The weapons of our warfare are not of the flesh but have divine power to destroy strongholds. We destroy arguments and every lofty opinion raised against the knowledge of God, and take every thought captive to obey Christ (2 Corinthians 10:4–5, esv).
Much has been written and discovered about the impact of both personal disposition and family dysfunction, as they relate to our behaviors in life. And it’s true. They’re real. They do affect us. Even the Bible, both through story and direct teaching, acknowledges the presence of these motivators and how they can push us in varying degrees toward doing wrong.
Yet the weight of Scripture doesn’t come down with nearly as much force as we might like upon these two elements of identity, as if they’re what’s most to blame for why we’ve ended up with whatever traits and hang-ups we excuse as unavoidable. Yes, our disposition can bend us toward a path of sinning. Troubles in our families of origin can be what began our movement in that direction. But our own behavior is the leading driver that grabs us around the shoulders and hurls us toward the sinful outcomes we experience every day.
We do it.
Our strongholds blow up through our own decisions. We are the ones who make our own wrong choices about . . .
Anger. “I need my anger to get things done. If I didn’t get angry, nobody would ever do anything around here.”
Covetousness. “Money means security, and security means happiness, so I’ve got to have more money.”
Control. “If I don’t stay in control, I’ll end up being hurt. So I can’t let this go and I can’t let anyone in.”
Individualism. “The only person I can count on is me. I don’t need help. I don’t even need prayer. I only need myself.”
False guilt. “Every bad thing that happens to me is punishment for my past. I know God says He forgives people, but He can’t forgive me—not for what I’ve done.”
Rebellion. “No one tells me what to do. I do what I want to do. I don’t care what anybody says.”
Pride. “I’m better than other people. More special. I can get away with things that others can’t.”
Idolatry. “I need to have this. Not want it—need it. I live for it. It’s everything to me.”
Fear. “Something bad is coming. I can feel it. I just know it. And it’s my job to stop it. Nobody else seems worried about it, but I can’t keep from worrying about it.”
Unbelief. “Nothing is settled. Nothing is certain. Everything is random. All is hopeless.”
Skepticism. “Everybody’s out to get me. No one’s who they say they are. They’re all insincere. Nobody cares.”
Escapism. “I’ll do whatever it takes to dull the pain. When I think about what’s so hard and upsetting in my life . . . well, I just can’t think about it.”

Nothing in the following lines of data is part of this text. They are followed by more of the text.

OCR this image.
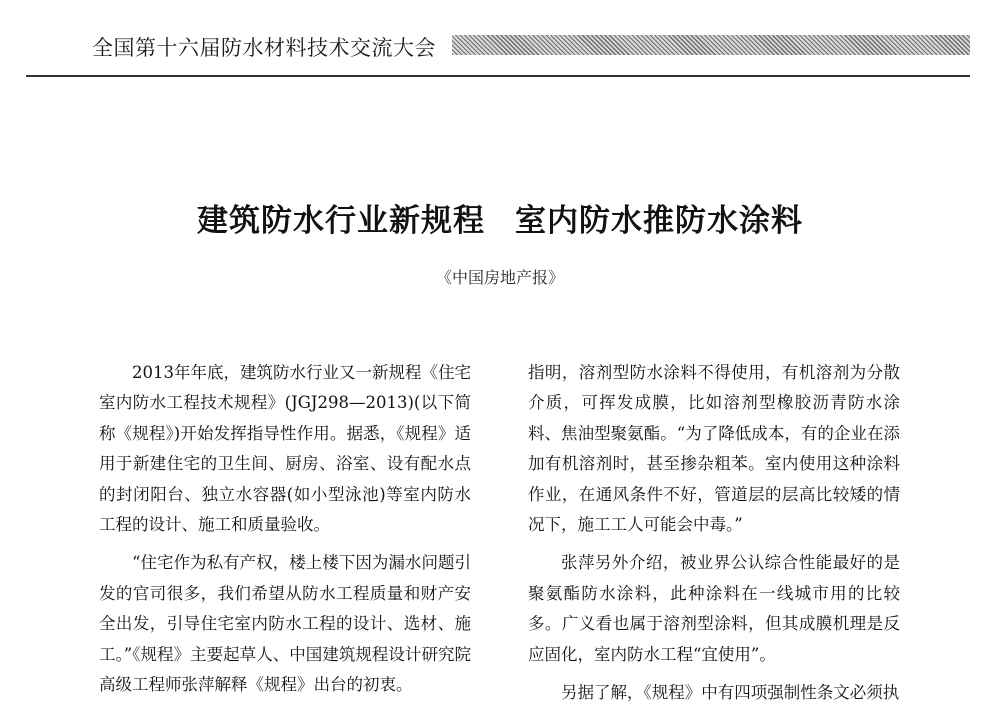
全国第十六届防水材料技术交流大会
建筑防水行业新规程 室内防水推防水涂料
《中国房地产报》

2013年年底，建筑防水行业又一新规程《住宅室内防水工程技术规程》(JGJ298—2013)(以下简称《规程》)开始发挥指导性作用。据悉，《规程》适用于新建住宅的卫生间、厨房、浴室、设有配水点的封闭阳台、独立水容器(如小型泳池)等室内防水工程的设计、施工和质量验收。

“住宅作为私有产权，楼上楼下因为漏水问题引发的官司很多，我们希望从防水工程质量和财产安全出发，引导住宅室内防水工程的设计、选材、施工。”《规程》主要起草人、中国建筑规程设计研究院高级工程师张萍解释《规程》出台的初衷。

指明，溶剂型防水涂料不得使用，有机溶剂为分散介质，可挥发成膜，比如溶剂型橡胶沥青防水涂料、焦油型聚氨酯。“为了降低成本，有的企业在添加有机溶剂时，甚至掺杂粗苯。室内使用这种涂料作业，在通风条件不好，管道层的层高比较矮的情况下，施工工人可能会中毒。”

张萍另外介绍，被业界公认综合性能最好的是聚氨酯防水涂料，此种涂料在一线城市用的比较多。广义看也属于溶剂型涂料，但其成膜机理是反应固化，室内防水工程“宜使用”。

另据了解，《规程》中有四项强制性条文必须执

But we’d better think about it. Because nothing will be different until we think differently. None of these strongholds will show any cracks in their tough exteriors until we take responsibility for putting them here in the first place, and stop feeding them the junk food of our own sinfully accommodating behavior.
Are you tired of conceding victory to your anger, covetousness, control, and whatever else? Stop blaming your personality. Stop blaming your parents. Instead, start changing your thinking. Your behavior—and your strongholds—will start showing the difference.
Lord, I know that nothing has ever entered my life without being allowed by Your hand for Your purposes. You are my God, and I praise You. I know You are working even greater things for me through every challenge. But show me where my own behavior and thinking are all that’s preventing me from experiencing greater freedom as Your child. I want to honor You in all that I do, so I pray for Your help. In Jesus’ name, amen.